Support for marijuana legalization among California voters is up from last year. In June 2015, PPIC polling data showed 54 percent of voters favored legalizing marijuana for recreational use while 44 percent opposed such a move.

"California seems poised to show its blue state credentials in the fall," Mark Baldassare, PPIC president and CEO said in a release. "Voters today are signaling their early support for Democratic statewide candidates, tax initiatives, and marijuana legalization."

This is great news on several levels:

It exposes hypocrisy of both left and right. Basically, states voting to legalize weed is a form of nullification, in which a sub-unit of the US says to Washington, "We understand that you think otherwise, but we're going to ignore your laws and do things our way."

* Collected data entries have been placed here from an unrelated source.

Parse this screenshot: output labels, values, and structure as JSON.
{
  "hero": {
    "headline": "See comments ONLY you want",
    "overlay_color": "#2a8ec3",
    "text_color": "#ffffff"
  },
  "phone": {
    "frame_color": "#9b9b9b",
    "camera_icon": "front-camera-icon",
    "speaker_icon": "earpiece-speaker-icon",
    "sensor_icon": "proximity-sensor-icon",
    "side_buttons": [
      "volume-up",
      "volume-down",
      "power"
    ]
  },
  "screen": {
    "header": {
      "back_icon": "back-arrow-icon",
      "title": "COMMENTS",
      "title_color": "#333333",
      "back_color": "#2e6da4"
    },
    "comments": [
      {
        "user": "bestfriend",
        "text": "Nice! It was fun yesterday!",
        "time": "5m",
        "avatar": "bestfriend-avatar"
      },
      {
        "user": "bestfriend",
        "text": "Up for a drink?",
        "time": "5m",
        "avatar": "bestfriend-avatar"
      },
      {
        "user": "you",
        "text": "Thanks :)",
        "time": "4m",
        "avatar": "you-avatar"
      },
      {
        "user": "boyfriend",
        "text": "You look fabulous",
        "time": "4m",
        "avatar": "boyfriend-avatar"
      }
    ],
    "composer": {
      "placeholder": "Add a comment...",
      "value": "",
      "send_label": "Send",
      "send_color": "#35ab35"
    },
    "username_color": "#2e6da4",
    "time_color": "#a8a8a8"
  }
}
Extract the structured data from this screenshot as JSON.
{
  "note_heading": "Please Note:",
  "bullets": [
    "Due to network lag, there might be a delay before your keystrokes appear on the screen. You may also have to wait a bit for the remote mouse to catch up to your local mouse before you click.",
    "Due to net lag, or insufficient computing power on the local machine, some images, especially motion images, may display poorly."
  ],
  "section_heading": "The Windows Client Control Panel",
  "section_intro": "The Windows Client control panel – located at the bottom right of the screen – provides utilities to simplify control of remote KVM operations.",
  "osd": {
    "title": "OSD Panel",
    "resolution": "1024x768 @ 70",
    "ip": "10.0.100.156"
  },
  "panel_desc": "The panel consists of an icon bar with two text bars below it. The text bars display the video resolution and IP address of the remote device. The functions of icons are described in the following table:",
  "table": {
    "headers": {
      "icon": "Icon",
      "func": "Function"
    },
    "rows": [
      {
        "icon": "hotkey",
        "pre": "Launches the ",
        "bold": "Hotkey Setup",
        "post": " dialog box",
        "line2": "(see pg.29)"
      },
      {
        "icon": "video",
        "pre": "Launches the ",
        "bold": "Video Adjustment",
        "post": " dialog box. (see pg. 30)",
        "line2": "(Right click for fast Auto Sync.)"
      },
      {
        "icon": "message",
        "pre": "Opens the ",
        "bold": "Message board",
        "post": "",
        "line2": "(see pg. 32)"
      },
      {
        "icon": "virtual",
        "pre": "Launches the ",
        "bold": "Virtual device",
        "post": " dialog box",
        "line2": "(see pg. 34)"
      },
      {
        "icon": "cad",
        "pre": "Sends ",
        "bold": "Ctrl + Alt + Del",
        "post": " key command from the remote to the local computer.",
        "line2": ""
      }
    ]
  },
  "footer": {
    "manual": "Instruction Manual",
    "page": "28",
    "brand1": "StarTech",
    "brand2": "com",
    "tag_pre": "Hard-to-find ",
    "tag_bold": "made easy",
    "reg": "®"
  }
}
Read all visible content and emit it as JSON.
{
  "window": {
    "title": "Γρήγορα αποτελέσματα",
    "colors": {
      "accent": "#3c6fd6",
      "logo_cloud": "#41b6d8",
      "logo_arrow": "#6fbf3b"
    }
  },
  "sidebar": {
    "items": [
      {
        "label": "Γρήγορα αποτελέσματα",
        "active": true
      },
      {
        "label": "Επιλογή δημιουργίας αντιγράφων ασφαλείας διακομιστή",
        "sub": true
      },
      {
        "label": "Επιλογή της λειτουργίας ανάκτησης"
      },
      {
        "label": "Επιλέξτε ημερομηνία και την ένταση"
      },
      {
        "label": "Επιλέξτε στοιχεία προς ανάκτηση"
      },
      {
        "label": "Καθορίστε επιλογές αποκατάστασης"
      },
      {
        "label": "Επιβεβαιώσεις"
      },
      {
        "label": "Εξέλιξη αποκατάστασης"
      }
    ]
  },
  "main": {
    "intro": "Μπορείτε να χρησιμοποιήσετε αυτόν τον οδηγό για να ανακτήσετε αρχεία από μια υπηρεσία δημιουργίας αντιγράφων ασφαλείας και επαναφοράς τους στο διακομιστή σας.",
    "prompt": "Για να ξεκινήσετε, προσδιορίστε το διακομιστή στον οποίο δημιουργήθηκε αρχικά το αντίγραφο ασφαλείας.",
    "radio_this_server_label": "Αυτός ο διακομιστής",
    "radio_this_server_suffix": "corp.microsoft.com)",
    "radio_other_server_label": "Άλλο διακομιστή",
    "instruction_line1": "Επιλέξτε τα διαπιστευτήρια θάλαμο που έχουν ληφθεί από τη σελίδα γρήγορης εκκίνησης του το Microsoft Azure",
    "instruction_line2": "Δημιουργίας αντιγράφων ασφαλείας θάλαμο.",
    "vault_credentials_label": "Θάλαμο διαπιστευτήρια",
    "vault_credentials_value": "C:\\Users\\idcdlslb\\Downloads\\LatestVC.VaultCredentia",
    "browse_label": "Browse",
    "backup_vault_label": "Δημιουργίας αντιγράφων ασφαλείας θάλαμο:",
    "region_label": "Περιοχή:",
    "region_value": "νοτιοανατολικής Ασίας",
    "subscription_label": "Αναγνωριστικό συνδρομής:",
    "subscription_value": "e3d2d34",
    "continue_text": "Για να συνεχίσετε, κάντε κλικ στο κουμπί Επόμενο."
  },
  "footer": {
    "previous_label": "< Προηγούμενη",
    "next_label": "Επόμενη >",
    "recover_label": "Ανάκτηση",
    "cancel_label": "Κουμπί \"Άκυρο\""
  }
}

Conservatives love nullification when it takes the form of states repealing Obamacare or prohibiting abortion, but are appalled when states unilaterally legalize drugs. Liberals are the opposite, viewing "states' rights" as racist code and loving centralized control -- except when it comes to legalizing drugs or gay marriage, in which case they're staunch states' rights advocates.

Perhaps the most dangerous trend in US politics is the willingness of both the left and right to ignore the Constitution when it serves their ideological agenda. Nothing that's happening now will fix that breakdown in character but it's still fun to watch these guys squirm under the weight of their own hypocrisy.

It opens up a world of cheap, effective medicine. Cannabis, if several decades of research are to be believed, is an absolute pharmacopoeia of compounds that treat (and in some cases cure) everything from Alzheimer's to cancer to PTSD to depression. For individuals, this raises the possibility of cheap medicine that grows in the back yard, a huge improvement over today's Prozac Nation.

It will crush Big Pharma. If the above turns out to be true, then everything from Oxy to chemo is about to get major competition. Should we be shorting the drug stocks? That would be a doubly sweet trade, profiting from the pain of people who eminently deserve to suffer.

It's an object lesson in the magic of markets. Visit MJ's Pot Shop in Pullman, WA (where cannabis was recently legalized) and the variety is almost overwhelming. Besides the to-be-expected multiple standardized brand-name pot strains available in single joints or bulk, there are candies, cookies, brownies, skin creams and massage oils, some infused with THC (the part of the plant that gets users high), some with CBD (one of its super-medicinal compounds), some with "full plant extract." To see a market go from the shadows to full-on consumer frenzy in the space of a couple of years is, from a free markets/free minds point of view, a beautiful thing.